According to the Company Act of Republic of China (Taiwan), a shareholder may contribute technology required by a company in lieu of capital payment. Therefore, obtaining shares by reason of technology contribution in lieu of capital payment (“Shares by Technology Contribution”) is allowed under Taiwan law. However, the relevant taxation requirement is also one of the important factors determining whether a shareholder is willing to do so. The recent amendment to the Act for Development of Small and Medium Enterprises (“Act”) to allow a small and medium enterprise (“SME”) or an individual to defer paying income tax for Shares by Technology Contribution, is expected to provide a strong incentive for an individual or a SME to obtain Shares by Technology Contribution.
The Statute for Upgrading Industries used to provide a similar tax incentive for obtaining Shares by Technology Contribution. However, after such tax incentive expired from the end of 2009, the biotech and new pharmaceuticals industry is the only industry in which payment of income tax on Shares by Technology Contribution may be deferred, according to Article 7 of the Act for the Development of Biotech and New Pharmaceuticals Industry.
As to industries other than biotech and new pharmaceuticals industry, according to a ruling issued by the Ministry of Finance (“MOF”) on October 1, 2003, a shareholder who obtains Shares by Technology Contribution shall immediately pay income tax on the amount which exceeds the cost and expense of obtaining the technology. Such ruling requires the shareholder obtaining Shares by Technology Contribution to pay income tax when there is no real cash inflow, and to face the risk that the actual income upon disposal of such shares may be lower than the capital payment in lieu thereof. Thus, many technology owners hesitate when they decide whether to adopt the mechanism of obtaining Shares by Technology Contribution.
To facilitate the circulation and application of achievements of innovation and research and development, the Act, amended and promulgated on June 4, 2014, adds a tax incentive for a SME or an individual, allowing such SME or individual to defer payment of income tax on Shares by Technology Contribution. For the 10 years starting from May 20, 2014, when a SME or an individual transfers intellectual property rights to a non-public company in exchange for the company’s newly issued shares in lieu of capital payment, the income tax on such shares is levied only when such shares are re-transferred, given or distributed as part of a bequest.
According to the definition of the Standards for Identifying Small and Medium Enterprises, in general a SME means an enterprise in the manufacturing, construction, mining or quarrying industries with share capital of NT$80 million or less, or an enterprise in an industry other than the above with sales revenue of NT$100 million or less in the immediately preceding year. Moreover, the competent authorities may identify a SME by the number of regular employees. For the manufacturing, construction, mining or quarrying industries, the threshold number of regular employees shall be less than 200. For industries other than the above, the threshold number of regular employees shall be less than 100.
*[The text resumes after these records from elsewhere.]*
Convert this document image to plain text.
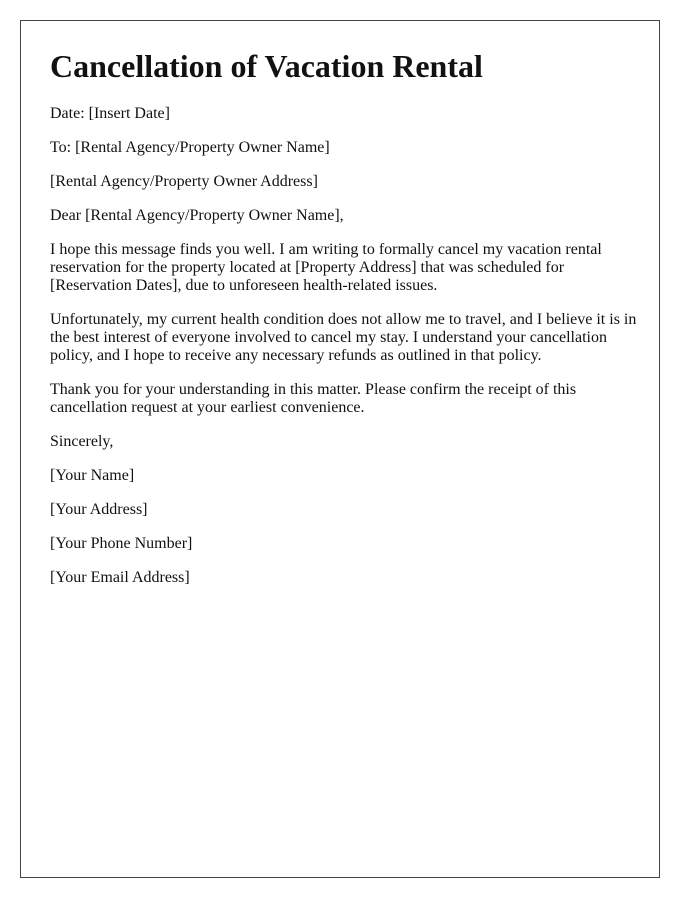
Cancellation of Vacation Rental

Date: [Insert Date]

To: [Rental Agency/Property Owner Name]

[Rental Agency/Property Owner Address]

Dear [Rental Agency/Property Owner Name],

I hope this message finds you well. I am writing to formally cancel my vacation rental reservation for the property located at [Property Address] that was scheduled for [Reservation Dates], due to unforeseen health-related issues.

Unfortunately, my current health condition does not allow me to travel, and I believe it is in the best interest of everyone involved to cancel my stay. I understand your cancellation policy, and I hope to receive any necessary refunds as outlined in that policy.

Thank you for your understanding in this matter. Please confirm the receipt of this cancellation request at your earliest convenience.

Sincerely,

[Your Name]

[Your Address]

[Your Phone Number]

[Your Email Address]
Although the above amendment allowing the deferral of payment of income tax for Shares by Technology Contribution is only applicable when a SME or individual obtains a non-public company’s shares by contributing the intellectual properties of their own, it is still an important breakthrough, especially given the MOF’s generally conservative attitude towards such tax incentives in recent years. For non-public companies, it also provides an opportunity to introduce innovative technology and recruit valuable employees to increase their competitiveness by issuing Shares by Technology Contribution.